After this, we will define the callback function that will be executed when a request is received by the server. When it happens, the function will be invoked with two parameters: an object of class Http2ServerRequest and an object of class Http2ServerResponse.

As we saw on the previous tutorial, the first object is used to access to information of the request and the second allows to send a response back to the client.

In our case, we will use the Http2ServerRequest object to obtain the method used by the client and then we will use the Http2ServerResponse object to send a response back.

function onRequest (req, resp) {
// callback function implementation
}

So, in the implementation of the callback function, we will obtain the method of the request by accessing the method property of the Http2ServerRequest object. We will log it’s value to the console.

console.log(req.method);

To send a response back to the client, we need to call the end method on the Http2ServerResponse object, passing as input the content. We will return a simple message to the client containing the method used on the request.

resp.end("You have used method " + req.method);

The full callback function can be seen below.

function onRequest (req, resp) {
  console.log(req.method);
  resp.end("You have used method " + req.method);
}

Now that we have defined the callback, we will create the server instance with a call to the createSecureServer function of the HTTP/2 module.

As first parameter we need to pass an object with two properties containing the private key and the server certificate. The properties of this object should be called key and cert, respectively.

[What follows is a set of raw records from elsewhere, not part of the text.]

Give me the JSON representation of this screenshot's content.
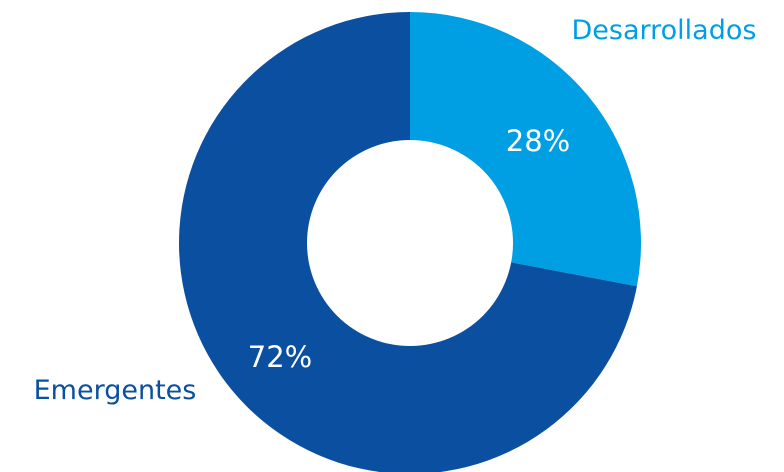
{
  "chart_data": {
    "type": "pie",
    "donut": true,
    "title": "",
    "legend": "none",
    "slices": [
      {
        "label": "Desarrollados",
        "value": 28,
        "value_label": "28%",
        "color": "#009fe3"
      },
      {
        "label": "Emergentes",
        "value": 72,
        "value_label": "72%",
        "color": "#0a4fa0"
      }
    ]
  }
}
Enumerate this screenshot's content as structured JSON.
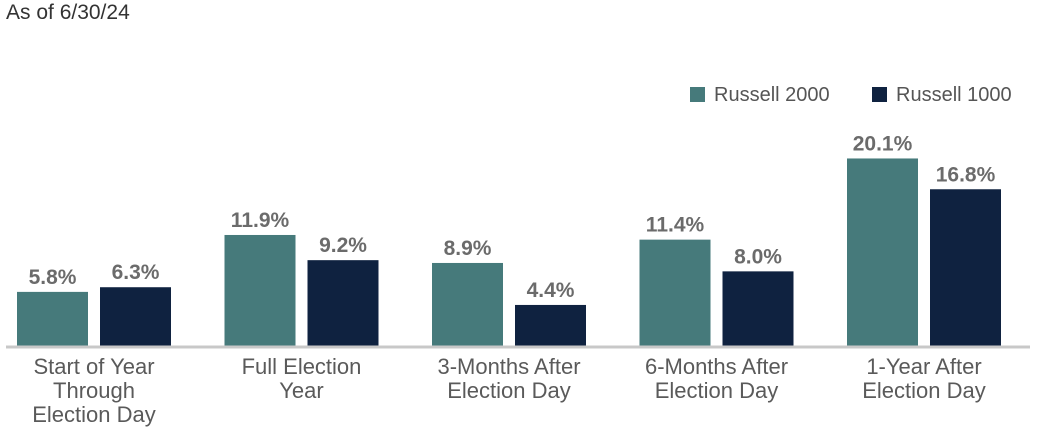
{
  "header": {
    "as_of": "As of 6/30/24"
  },
  "chart_data": {
    "type": "bar",
    "title": "",
    "xlabel": "",
    "ylabel": "",
    "ylim": [
      0,
      24
    ],
    "grid": false,
    "legend_position": "top-right",
    "categories": [
      [
        "Start of Year",
        "Through",
        "Election Day"
      ],
      [
        "Full Election",
        "Year"
      ],
      [
        "3-Months After",
        "Election Day"
      ],
      [
        "6-Months After",
        "Election Day"
      ],
      [
        "1-Year After",
        "Election Day"
      ]
    ],
    "series": [
      {
        "name": "Russell 2000",
        "color": "#467A7B",
        "values": [
          5.8,
          11.9,
          8.9,
          11.4,
          20.1
        ],
        "labels": [
          "5.8%",
          "11.9%",
          "8.9%",
          "11.4%",
          "20.1%"
        ]
      },
      {
        "name": "Russell 1000",
        "color": "#0F2240",
        "values": [
          6.3,
          9.2,
          4.4,
          8.0,
          16.8
        ],
        "labels": [
          "6.3%",
          "9.2%",
          "4.4%",
          "8.0%",
          "16.8%"
        ]
      }
    ],
    "axis_color": "#C8C8C8"
  }
}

We will obtain the content of both the certificate and private key files by calling the readFileSync function of the file system module.

This method receives as input the path to the file to read. In my case, since I have both files in the same directory of the code, I simply need to pass the filename.

The second parameter of the createSecureServer function should be the callback we have defined before.

const server = http2.createSecureServer({
  key: fs.readFileSync('localhost-privkey.pem'),
  cert: fs.readFileSync('localhost-cert.pem')
}, onRequest);

To finalize, we need to call the listen method on our server instance. This method receives as input the number of the port where the server should listen for incoming requests. I’ll be using port 8443.

server.listen(8443);

The final code can be seen below.

const http2 = require('http2');
const fs = require('fs');

function onRequest (req, resp) {
  console.log(req.method);
  resp.end("You have used method " + req.method);
}

const server = http2.createSecureServer({
  key: fs.readFileSync('localhost-privkey.pem'),
  cert: fs.readFileSync('localhost-cert.pem')
}, onRequest);

server.listen(8443);

Testing the code

To test the code, first run it on a tool of your choice, so the server starts listening to incoming client requests. I’ll be using Visual Studio Code with the Code Runner extension.

Then, open a browser of your choice with HTTP/2 support (I’ll be using Google Chrome) and access the following URL:

https://localhost:8443/

Note that, since we are using a self signed certificate, your browser should give a warning about security. Choose to advance.

You should get an output similar to figure 1, which illustrates the response returned by the server. As can be seen, it indicates that the server received a GET request, as expected.

HTTP/2 GET request performed to Node.js server, with Google Chrome

Figure 1 – Answer to the HTTP/2 GET request.

If you go to the console of the tool you are using, you should see the request method getting printed, as shown in figure 2. Note that even if you access only once to the endpoint, the code may output twice the method “GET“.

This happens because browsers typically do more than one request (for example, to try to fetch the website’s favicon).

Javascript HTTP2 server get request method.png

Figure 2 – Output of the program on the console.